Cyclists cry foul over Stargell access
Cyclists are crying foul over what they claim was an executive decision on the part of public works staffers to nix a bike path along newly constructed Wilver “Willie” Stargell Avenue, instead dropping what they said is a sidewalk in its place.
“These changes were made during construction by public works staff. They were not reviewed by the public. They were not reviewed by the Planning Board, by the planning department. We can’t have individual staff and departments making decisions and undermining the process,” Dan Wood, co-founder of BikeAlameda, told the Planning Board on Monday night.
Wood, who said is group worked actively to ensure the Stargell construction would include good bike access, said cyclists using the path noticed it was not quite what they thought had been approved. When they went back to check, they found the original plans called for a 10-foot-wide bike path that was separated from car traffic. But what was built was an eight-foot-wide sidewalk, Wood said – one that cyclists said isn’t wide enough for them to use.
He and other cyclists said they wants the problem fixed, and they want changes in the process that will ensure that new construction is built as approved by city leaders.

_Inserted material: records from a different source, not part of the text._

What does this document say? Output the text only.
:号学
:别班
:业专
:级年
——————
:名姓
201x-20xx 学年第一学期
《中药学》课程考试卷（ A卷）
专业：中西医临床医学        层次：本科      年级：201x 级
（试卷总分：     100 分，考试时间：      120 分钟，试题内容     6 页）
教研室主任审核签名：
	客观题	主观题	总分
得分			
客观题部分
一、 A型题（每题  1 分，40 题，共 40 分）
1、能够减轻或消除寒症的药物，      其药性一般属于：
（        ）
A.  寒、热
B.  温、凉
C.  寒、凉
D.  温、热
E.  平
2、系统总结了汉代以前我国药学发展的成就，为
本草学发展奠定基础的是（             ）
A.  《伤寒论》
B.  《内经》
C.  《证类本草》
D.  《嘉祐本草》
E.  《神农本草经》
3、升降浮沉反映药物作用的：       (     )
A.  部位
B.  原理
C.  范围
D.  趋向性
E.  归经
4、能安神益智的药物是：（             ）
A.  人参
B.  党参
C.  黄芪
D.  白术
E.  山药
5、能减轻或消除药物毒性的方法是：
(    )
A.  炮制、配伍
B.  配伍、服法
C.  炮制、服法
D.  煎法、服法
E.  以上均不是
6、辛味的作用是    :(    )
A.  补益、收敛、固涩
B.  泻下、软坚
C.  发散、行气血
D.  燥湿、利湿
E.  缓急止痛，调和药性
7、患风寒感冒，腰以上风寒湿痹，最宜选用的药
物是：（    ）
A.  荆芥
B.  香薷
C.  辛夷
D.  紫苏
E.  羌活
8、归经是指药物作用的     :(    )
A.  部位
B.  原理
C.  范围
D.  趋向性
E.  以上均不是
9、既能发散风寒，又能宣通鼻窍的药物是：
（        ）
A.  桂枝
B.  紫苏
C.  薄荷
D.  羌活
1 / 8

“The public, and boards and commissions need to know that what is on paper is what is being followed and that if changes are necessary, these changes will be properly reviewed with enough input that the BEST solution for all modes of transportation can be realized,” BikeAlameda’s co-founder and Wood’s wife, Lucy Gigli, wrote to members over the weekend.

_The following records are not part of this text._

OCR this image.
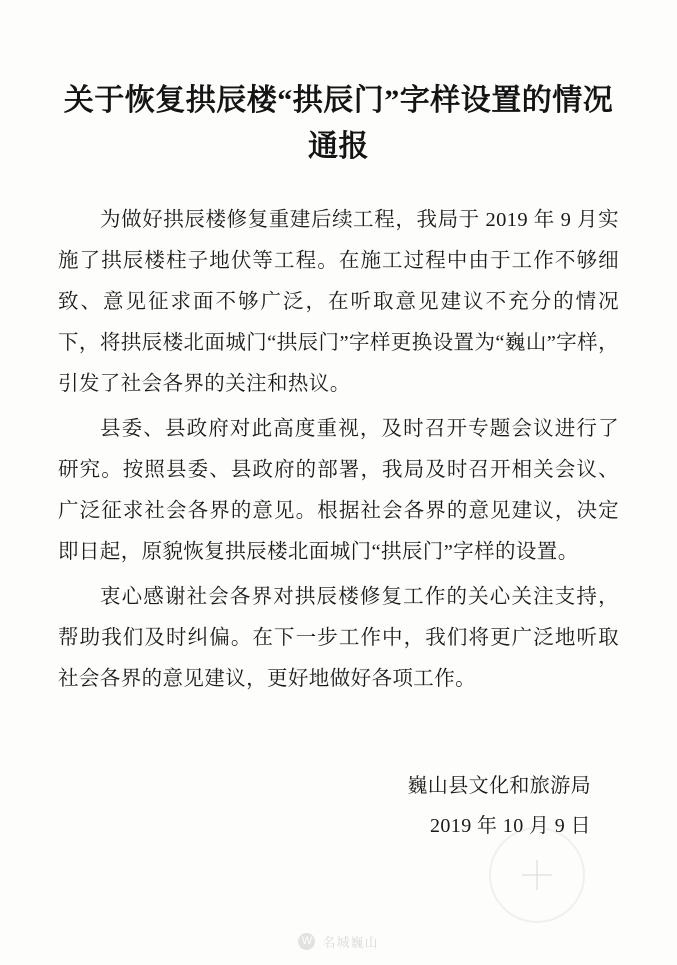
关于恢复拱辰楼“拱辰门”字样设置的情况通报

为做好拱辰楼修复重建后续工程，我局于 2019 年 9 月实施了拱辰楼柱子地伏等工程。在施工过程中由于工作不够细致、意见征求面不够广泛，在听取意见建议不充分的情况下，将拱辰楼北面城门“拱辰门”字样更换设置为“巍山”字样，引发了社会各界的关注和热议。

县委、县政府对此高度重视，及时召开专题会议进行了研究。按照县委、县政府的部署，我局及时召开相关会议、广泛征求社会各界的意见。根据社会各界的意见建议，决定即日起，原貌恢复拱辰楼北面城门“拱辰门”字样的设置。

衷心感谢社会各界对拱辰楼修复工作的关心关注支持，帮助我们及时纠偏。在下一步工作中，我们将更广泛地听取社会各界的意见建议，更好地做好各项工作。

巍山县文化和旅游局
2019 年 10 月 9 日
W 名城巍山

Supervising civil engineer Obaid Khan said the path is 10 feet wide – an eight-foot concrete path with two feet of softer surface between the path and the fence circling the College of Alameda. Still, he said public works is trying to address the concerns. He said they are seeking to widen the path and are talking to the college to see if they’ll remove the fence, making more room.

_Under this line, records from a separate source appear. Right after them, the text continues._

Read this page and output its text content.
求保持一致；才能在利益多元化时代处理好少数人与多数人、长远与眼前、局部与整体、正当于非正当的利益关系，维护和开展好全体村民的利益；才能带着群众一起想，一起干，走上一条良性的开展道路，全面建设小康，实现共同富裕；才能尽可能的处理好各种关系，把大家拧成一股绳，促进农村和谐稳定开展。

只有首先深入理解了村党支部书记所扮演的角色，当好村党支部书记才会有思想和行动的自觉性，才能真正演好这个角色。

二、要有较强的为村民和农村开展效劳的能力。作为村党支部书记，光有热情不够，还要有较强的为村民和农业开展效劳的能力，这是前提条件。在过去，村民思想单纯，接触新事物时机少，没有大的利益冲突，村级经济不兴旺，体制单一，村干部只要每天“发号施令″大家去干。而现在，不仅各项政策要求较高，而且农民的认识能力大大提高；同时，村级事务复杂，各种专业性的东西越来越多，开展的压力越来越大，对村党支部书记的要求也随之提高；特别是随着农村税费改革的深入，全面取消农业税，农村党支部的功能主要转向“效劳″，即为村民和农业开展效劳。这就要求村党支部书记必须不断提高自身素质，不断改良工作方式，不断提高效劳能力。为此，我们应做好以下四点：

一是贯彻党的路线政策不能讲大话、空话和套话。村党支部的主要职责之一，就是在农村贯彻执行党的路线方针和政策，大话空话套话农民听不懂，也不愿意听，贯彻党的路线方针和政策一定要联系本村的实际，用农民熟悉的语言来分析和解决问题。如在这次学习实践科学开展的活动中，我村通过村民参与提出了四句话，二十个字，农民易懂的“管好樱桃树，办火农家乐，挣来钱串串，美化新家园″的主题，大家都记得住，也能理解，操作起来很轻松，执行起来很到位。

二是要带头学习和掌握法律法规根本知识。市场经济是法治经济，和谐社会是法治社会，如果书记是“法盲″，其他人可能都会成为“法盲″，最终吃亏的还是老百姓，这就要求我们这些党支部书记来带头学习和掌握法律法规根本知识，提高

“We are definitely open to the concerns that have been brought to our attention. We are looking at solving it,” Khan told the Planning Board on Monday.
But Planning Board members, who noted that the concerns came just as the board was set to put its stamp of approval on updates to the city’s bicycle plan, said they want a public rundown of what happened and what fixes can be made. They also want to know why the plans never came back to the board even though they said they were supposed to.
“We want to make sure plans are implemented in the way we approved them and that we have adequate bicycle and pedestrian facilities out there,” board member Rebecca Kohlstrand said.